Although this is a biomechanics problem it is of interest to see what kind of physics model would apply here. So I shall take the simplest model of movement against friction and gravity. I shall discuss some more aspects of it after some basics.
I have translated some of the numbers into SI and also will introduce some notation.
D = 1609 meters - the distance
T = 415 seconds - the time
H = 71.93 ~ 72 meters - the height increase
$V_{av}$ = 3.877 meters per second - the average velocity
$\theta$ = 2.56 degrees - the elevation angle
$cos \theta = 0.999$ and $tan \theta = 0.045$ (the number used in the V02 formula)
So the most basic equivalent model is that of pushing a mass M against a friction force $\mu$ for a distance D: level ($\theta=0$) and inclined ($\theta$> 0).

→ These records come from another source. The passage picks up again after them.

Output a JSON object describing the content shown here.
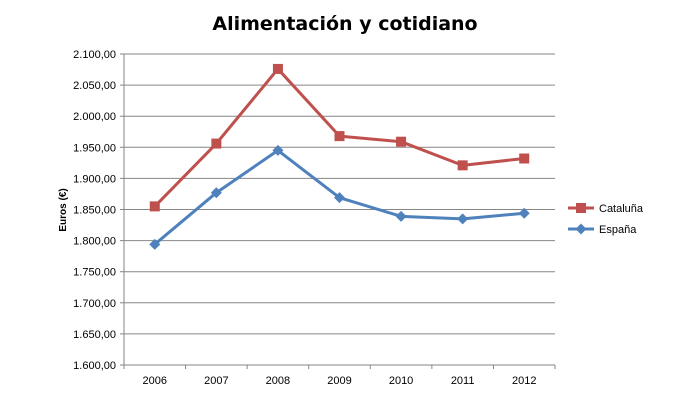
{
  "chart_data": {
    "type": "line",
    "title": "Alimentación y cotidiano",
    "xlabel": "",
    "ylabel": "Euros (€)",
    "categories": [
      "2006",
      "2007",
      "2008",
      "2009",
      "2010",
      "2011",
      "2012"
    ],
    "ylim": [
      1600,
      2100
    ],
    "ytick_labels": [
      "1.600,00",
      "1.650,00",
      "1.700,00",
      "1.750,00",
      "1.800,00",
      "1.850,00",
      "1.900,00",
      "1.950,00",
      "2.000,00",
      "2.050,00",
      "2.100,00"
    ],
    "grid": "horizontal",
    "legend_position": "right",
    "series": [
      {
        "name": "Cataluña",
        "color": "#c0504d",
        "marker": "square",
        "values": [
          1855,
          1956,
          2076,
          1968,
          1959,
          1921,
          1932
        ]
      },
      {
        "name": "España",
        "color": "#4f81bd",
        "marker": "diamond",
        "values": [
          1794,
          1877,
          1945,
          1869,
          1839,
          1835,
          1844
        ]
      }
    ]
  }
}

The equation for moving level is:
Work Done = $WD^{level}$ = Friction $\times$ D = $\mu mgD$
For moving at incline $\theta$ is:
Work Done = $WD^{incline}$ = Friction $\times$ D + WD on gravity over H
$= \mu mgD cos \theta + mgD sin \theta$
$= mgD (\mu cos \theta + sin \theta)$
If we note that $cos \theta$ is appoximately 1 we can write:
$WD^{incline} = \mu mgD (1 + (\mu)^{-1} tan \theta) = WD^{level} \times \alpha^2$ say.
Thus moving a fixed distance against a common value of friction the extra work done in going upward is $\alpha^2 = (1 + (\mu)^{-1} tan \theta)$. This is greater than one (as expected) and in our approximation is work against gravity modified by the inverse coefficient of friction.
Now we come to the biomechanics. Can we obtain information about the speed increase in a runner (or any powered object)? The parameter we have available here is the coefficient of friction. We also need to assume some model as to how the extra available energy will be used. Let us assume that all of the extra energy is transfered into kinetic energy: so we assume a linear model (in absence of any more detailed model).
Work Done $\propto$ Kinetic Energy = $1/2 m V^2$
In our case all the extra energy $\alpha^2$ is being added to the energy for the plane giving an increase of velocity:
$V_{new}^2 = V_{av}^2(1 + (\mu)^{-1} tan \theta)$
and thus a proportional decrease of time:
$T_{new} = T (1 + (\mu)^{-1} tan \theta)^{-1/2}$
We know the value of $tan \theta$ but do not know $\mu$. Just to put in a first value for $\mu$ which corresponds to rubber on concrete ie 1 we get:
$T_{new} = T \sqrt(1+0.045)^{-1} = 415 \times 0.978 = 406$ seconds.
This is somewhat slower than the V02 formula and we have not really a valid model of movement because this assumes a "continuous dragging" but it is a first approximation. A different approximation is to consider rubber tyres rolling. The coefficient of friction is defined differently, but could be as low as 0.01. This ignores all the other friction effects in the vehicle however.
Inverting the formula and putting in the result from the V02 answer (344 seconds), to derive a value for $\mu$ we get:
$\mu = 0.045 / ((T/T_{new})^2 -1) = 0.045 / (1.455 - 1) = 0.1$
So this "generalised friction" model predicts a $\mu$ value smaller than most static friction cases and in the direction of a "rolling model".